Somewhat distressing, C3.ai has also seen three CFO departures and remains buried in red ink for the foreseeable future.
Lastly, bears might be quick to point out AI stock’s longstanding downtrend. Remember the old adage — a trend in motion stays in motion.
AI Stock Bulls Look to the Future
AI stock’s massive correction has left shares trading at a measly $2.2 billion valuation and a more reasonable nine times next year’s sales when viewed in conjunction with the likelihood C3.ai can grow its revenues around 30% the next few years.
So take that, bears! Right?
AI bulls might also side with InvestorPlace’s Will Ashworth rather than the lawyers. Will was puzzled over the notion of a misleading Baker Hughes relationship when the latest quarterly results revealed 32% of AI stock’s business was still with the energy tech giant vis-à-vis Baker Hughes’ also selling C3.ai’s products and services to third parties.
Further and if some investors are concerned that’s still too much exposure to one customer, AI stock is offering good news elsewhere.
Recent contracts including a multi-year $500 million deal with the U.S. Department of Defense should help diffuse those concerns. Coupled with C3.ai’s “lighthouse” strategy of securing new clients on the back of its larger enterprise and government deals, that means more wins could be in the offing.
Lastly, with AI stock now on the other side of a costly sales reorganization and access to a decent $1 billion war chest, C3.ai is down but hardly out.
Trade Takeaway in AI Stock
AI stock offers something for bulls and bears alike, but given everything discussed, I’d be wary of being a bull in AI stock with no indications of bottoming and as stated, more of a situation suggesting the trend will continue.
The reality is that compared to Thursday’s sub-$20 closing price, it would take a rally through $25.50 to $26 before a bullish consideration out of the channel could be entertained.

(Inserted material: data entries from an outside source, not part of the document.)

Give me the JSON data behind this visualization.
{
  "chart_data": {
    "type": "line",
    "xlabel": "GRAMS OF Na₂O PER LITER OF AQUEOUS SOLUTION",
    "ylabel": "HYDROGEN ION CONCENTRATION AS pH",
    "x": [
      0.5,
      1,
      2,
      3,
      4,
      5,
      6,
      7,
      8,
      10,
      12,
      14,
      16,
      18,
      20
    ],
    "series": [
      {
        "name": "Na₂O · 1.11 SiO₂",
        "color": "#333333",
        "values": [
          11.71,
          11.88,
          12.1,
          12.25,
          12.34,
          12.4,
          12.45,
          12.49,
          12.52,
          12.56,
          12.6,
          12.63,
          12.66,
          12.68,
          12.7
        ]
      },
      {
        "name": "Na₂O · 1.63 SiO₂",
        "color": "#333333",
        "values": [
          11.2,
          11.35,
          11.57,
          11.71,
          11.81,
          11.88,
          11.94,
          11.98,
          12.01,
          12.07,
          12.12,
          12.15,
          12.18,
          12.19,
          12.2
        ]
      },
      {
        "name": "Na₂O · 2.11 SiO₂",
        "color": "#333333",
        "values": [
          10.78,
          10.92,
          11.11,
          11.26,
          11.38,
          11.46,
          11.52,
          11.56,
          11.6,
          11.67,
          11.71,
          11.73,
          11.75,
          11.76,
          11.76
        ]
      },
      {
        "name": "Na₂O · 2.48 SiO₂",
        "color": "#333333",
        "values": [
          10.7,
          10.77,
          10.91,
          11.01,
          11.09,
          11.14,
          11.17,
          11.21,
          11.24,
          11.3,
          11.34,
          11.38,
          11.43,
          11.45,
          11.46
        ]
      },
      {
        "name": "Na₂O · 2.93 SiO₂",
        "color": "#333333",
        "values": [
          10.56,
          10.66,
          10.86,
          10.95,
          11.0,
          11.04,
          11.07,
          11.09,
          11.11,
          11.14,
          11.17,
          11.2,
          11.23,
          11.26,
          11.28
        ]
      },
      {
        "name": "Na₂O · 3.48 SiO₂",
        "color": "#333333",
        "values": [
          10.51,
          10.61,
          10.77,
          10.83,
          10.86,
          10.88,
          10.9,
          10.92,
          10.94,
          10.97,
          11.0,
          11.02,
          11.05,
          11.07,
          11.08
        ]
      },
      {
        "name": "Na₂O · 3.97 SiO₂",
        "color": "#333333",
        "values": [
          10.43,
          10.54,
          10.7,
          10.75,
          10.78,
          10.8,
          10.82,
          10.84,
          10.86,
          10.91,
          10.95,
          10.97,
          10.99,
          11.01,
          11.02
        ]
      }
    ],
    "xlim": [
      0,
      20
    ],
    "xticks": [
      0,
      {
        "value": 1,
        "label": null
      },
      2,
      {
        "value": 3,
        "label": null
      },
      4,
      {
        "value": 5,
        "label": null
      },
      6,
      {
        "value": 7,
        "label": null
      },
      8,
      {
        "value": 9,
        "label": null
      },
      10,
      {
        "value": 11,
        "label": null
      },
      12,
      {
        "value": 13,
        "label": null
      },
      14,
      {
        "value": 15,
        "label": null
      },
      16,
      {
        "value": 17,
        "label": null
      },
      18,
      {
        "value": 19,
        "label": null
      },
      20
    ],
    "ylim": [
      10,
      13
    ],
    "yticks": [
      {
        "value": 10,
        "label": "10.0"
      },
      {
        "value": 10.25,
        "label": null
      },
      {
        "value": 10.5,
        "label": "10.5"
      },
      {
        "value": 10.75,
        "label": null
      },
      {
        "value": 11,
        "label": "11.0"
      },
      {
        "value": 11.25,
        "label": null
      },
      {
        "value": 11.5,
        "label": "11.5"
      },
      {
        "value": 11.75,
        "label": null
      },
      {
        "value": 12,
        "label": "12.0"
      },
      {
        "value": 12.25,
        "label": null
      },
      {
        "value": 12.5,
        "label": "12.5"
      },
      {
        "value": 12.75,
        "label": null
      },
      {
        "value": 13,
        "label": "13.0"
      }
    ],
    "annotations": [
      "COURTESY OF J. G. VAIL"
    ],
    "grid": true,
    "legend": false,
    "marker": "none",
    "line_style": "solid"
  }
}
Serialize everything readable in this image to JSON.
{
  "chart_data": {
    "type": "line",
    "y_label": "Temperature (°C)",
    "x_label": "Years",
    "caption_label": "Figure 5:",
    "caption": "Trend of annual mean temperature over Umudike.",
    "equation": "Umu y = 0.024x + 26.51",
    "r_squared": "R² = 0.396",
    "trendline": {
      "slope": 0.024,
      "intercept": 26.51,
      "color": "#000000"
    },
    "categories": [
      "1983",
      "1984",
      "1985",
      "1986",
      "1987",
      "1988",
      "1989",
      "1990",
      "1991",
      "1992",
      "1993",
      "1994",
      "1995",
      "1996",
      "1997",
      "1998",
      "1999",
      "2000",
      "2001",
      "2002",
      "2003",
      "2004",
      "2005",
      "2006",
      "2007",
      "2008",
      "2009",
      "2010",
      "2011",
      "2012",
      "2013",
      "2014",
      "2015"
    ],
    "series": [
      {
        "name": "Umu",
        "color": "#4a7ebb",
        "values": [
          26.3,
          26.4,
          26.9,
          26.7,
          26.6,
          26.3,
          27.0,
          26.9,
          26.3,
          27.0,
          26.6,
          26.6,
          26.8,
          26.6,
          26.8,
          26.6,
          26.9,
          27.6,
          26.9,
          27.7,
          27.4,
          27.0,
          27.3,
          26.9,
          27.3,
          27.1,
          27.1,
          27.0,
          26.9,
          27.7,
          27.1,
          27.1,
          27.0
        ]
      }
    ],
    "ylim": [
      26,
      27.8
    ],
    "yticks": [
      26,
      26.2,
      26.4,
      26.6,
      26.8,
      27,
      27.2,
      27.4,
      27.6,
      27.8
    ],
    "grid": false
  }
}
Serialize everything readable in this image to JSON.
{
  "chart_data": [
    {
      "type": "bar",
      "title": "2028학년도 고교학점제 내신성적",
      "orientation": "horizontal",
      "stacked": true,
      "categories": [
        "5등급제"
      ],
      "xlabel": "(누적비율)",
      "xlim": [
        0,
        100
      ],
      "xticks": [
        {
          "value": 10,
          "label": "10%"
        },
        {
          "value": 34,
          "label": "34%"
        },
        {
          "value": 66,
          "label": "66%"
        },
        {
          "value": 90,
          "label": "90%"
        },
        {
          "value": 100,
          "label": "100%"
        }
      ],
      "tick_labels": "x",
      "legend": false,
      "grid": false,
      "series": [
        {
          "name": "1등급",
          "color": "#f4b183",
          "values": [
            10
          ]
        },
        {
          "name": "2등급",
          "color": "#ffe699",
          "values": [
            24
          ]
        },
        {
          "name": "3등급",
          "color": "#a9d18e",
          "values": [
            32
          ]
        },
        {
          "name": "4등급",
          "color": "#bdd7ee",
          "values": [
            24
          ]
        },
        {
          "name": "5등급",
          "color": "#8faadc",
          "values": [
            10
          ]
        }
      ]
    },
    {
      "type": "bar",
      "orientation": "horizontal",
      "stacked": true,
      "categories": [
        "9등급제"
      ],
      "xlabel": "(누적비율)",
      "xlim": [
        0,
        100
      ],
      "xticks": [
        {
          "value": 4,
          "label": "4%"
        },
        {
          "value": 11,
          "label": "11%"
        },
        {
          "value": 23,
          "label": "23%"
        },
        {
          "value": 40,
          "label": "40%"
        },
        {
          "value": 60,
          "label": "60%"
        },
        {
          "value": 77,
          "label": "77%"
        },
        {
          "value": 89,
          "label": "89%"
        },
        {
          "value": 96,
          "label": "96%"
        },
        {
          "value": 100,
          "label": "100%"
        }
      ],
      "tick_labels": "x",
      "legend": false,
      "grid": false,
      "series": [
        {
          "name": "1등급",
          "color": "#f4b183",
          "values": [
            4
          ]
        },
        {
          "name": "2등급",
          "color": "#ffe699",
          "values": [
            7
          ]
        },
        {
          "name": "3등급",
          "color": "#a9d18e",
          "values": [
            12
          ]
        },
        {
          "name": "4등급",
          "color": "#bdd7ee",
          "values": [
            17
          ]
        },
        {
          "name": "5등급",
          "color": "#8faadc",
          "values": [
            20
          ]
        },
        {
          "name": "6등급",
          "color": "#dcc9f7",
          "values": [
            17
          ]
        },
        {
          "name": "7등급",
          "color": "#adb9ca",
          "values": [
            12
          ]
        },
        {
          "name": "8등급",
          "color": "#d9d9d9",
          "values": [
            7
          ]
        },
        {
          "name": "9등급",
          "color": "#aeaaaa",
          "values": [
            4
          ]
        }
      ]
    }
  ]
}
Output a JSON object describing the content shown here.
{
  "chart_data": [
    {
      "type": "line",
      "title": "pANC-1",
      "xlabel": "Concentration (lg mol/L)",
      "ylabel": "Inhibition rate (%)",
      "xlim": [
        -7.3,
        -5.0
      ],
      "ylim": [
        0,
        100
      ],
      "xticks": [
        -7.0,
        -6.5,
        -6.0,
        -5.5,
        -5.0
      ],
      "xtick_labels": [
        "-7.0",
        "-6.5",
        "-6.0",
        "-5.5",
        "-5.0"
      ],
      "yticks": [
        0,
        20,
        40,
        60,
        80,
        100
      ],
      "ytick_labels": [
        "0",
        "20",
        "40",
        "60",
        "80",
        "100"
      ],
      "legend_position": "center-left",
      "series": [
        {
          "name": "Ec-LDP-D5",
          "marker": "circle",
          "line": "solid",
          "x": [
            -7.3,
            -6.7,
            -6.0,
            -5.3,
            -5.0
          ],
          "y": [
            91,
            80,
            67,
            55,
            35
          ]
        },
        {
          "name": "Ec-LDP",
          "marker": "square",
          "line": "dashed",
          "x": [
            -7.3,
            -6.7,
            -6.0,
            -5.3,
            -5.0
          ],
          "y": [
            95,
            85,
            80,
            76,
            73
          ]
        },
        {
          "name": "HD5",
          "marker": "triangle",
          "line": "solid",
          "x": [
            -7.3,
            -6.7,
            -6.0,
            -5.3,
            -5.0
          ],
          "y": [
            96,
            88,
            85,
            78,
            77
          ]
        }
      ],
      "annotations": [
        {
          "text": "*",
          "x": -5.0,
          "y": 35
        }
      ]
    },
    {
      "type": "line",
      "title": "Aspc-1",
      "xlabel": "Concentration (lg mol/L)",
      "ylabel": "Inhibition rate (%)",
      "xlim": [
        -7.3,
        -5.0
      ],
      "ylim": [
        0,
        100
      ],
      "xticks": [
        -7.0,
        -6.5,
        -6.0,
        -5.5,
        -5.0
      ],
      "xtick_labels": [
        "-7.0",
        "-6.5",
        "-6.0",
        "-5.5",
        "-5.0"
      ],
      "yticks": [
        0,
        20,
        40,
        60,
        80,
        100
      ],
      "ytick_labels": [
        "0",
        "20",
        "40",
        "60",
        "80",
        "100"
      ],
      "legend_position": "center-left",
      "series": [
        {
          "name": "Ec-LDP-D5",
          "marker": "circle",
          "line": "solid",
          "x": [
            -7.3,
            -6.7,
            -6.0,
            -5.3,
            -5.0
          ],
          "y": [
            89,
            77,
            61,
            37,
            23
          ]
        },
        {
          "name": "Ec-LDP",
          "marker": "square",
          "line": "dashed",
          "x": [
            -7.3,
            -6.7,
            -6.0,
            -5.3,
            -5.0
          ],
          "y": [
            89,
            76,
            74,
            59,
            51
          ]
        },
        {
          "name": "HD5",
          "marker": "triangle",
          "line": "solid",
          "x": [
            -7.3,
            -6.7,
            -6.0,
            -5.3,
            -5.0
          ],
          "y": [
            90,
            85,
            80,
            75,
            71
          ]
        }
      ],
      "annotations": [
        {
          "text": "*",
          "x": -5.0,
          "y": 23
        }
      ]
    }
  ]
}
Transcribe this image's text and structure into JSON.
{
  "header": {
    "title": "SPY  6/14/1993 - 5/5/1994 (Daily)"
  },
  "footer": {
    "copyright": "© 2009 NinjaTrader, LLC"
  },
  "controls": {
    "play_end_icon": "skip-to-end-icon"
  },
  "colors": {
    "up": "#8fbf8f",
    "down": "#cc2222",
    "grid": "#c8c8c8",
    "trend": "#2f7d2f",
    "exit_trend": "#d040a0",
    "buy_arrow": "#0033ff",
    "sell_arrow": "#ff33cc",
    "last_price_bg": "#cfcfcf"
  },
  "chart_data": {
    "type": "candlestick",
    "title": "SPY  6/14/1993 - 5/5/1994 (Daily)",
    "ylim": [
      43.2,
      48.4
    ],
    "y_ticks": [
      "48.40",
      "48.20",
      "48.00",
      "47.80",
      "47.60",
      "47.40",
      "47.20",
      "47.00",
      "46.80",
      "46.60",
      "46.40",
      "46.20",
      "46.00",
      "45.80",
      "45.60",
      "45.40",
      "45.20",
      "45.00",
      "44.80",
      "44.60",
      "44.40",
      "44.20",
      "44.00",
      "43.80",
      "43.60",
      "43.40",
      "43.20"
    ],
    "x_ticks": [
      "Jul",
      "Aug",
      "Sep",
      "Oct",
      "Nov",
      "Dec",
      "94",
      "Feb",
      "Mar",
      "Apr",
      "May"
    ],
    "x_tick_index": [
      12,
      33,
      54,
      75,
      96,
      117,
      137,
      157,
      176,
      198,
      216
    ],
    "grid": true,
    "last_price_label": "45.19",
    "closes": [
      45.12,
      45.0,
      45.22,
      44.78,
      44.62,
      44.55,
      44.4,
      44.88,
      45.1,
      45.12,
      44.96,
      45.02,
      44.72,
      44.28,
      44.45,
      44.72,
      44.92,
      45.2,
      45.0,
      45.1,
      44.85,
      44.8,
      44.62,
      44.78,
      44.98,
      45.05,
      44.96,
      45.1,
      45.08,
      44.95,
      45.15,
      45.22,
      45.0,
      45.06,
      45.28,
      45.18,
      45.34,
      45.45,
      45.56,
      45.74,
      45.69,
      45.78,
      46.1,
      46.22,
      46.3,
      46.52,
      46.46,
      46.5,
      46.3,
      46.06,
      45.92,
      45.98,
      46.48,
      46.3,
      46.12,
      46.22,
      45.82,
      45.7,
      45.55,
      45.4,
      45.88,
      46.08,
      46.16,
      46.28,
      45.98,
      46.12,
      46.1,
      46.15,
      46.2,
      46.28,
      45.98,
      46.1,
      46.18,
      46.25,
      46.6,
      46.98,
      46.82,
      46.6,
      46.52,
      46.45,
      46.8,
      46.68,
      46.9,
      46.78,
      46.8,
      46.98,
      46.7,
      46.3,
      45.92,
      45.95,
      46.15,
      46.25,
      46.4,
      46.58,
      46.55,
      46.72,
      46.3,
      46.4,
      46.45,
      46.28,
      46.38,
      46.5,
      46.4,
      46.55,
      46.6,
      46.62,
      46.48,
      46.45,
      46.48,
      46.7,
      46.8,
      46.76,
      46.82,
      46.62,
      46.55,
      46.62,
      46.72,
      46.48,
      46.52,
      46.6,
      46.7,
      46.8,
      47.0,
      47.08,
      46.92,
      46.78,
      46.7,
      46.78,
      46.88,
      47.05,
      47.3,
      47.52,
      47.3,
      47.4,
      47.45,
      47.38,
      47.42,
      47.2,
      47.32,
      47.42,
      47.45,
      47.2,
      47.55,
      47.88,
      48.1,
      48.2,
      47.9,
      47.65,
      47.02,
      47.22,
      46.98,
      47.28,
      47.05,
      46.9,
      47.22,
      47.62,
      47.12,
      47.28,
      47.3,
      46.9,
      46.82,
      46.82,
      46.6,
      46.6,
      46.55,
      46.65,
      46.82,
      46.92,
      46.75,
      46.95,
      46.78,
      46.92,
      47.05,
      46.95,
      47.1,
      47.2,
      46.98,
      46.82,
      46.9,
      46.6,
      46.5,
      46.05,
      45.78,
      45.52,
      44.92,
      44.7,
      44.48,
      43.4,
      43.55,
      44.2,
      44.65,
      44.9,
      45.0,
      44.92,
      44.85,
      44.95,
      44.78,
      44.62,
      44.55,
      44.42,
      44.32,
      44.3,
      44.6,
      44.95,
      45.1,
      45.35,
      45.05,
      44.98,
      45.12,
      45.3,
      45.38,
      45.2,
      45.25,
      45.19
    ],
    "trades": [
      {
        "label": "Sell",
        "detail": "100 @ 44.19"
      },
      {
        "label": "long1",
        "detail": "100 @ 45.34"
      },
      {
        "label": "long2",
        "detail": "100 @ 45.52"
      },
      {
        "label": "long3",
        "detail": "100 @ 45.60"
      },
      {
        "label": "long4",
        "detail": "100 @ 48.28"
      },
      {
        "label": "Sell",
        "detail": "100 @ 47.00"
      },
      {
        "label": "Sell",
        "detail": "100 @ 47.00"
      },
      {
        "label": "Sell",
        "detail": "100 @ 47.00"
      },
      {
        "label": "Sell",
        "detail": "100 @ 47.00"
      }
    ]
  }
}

Further and with shares also signaling an overbought bearish stochastics crossover, the price chart has one more layer of protection suggesting the bears remain on the right side of AI’s trend.
That being said and for investors wishing to tag along with C3.ai’s heavier short interest, an out-of-the-money June or July long put, or bear put spread will allow for positioning through early June’s earnings event with ironclad risk and leveraged profit potential.
On the date of publication, Chris Tyler did not have (either directly or indirectly) any positions in the securities mentioned in this article. The opinions expressed in this article are those of the writer, subject to the InvestorPlace.com Publishing Guidelines.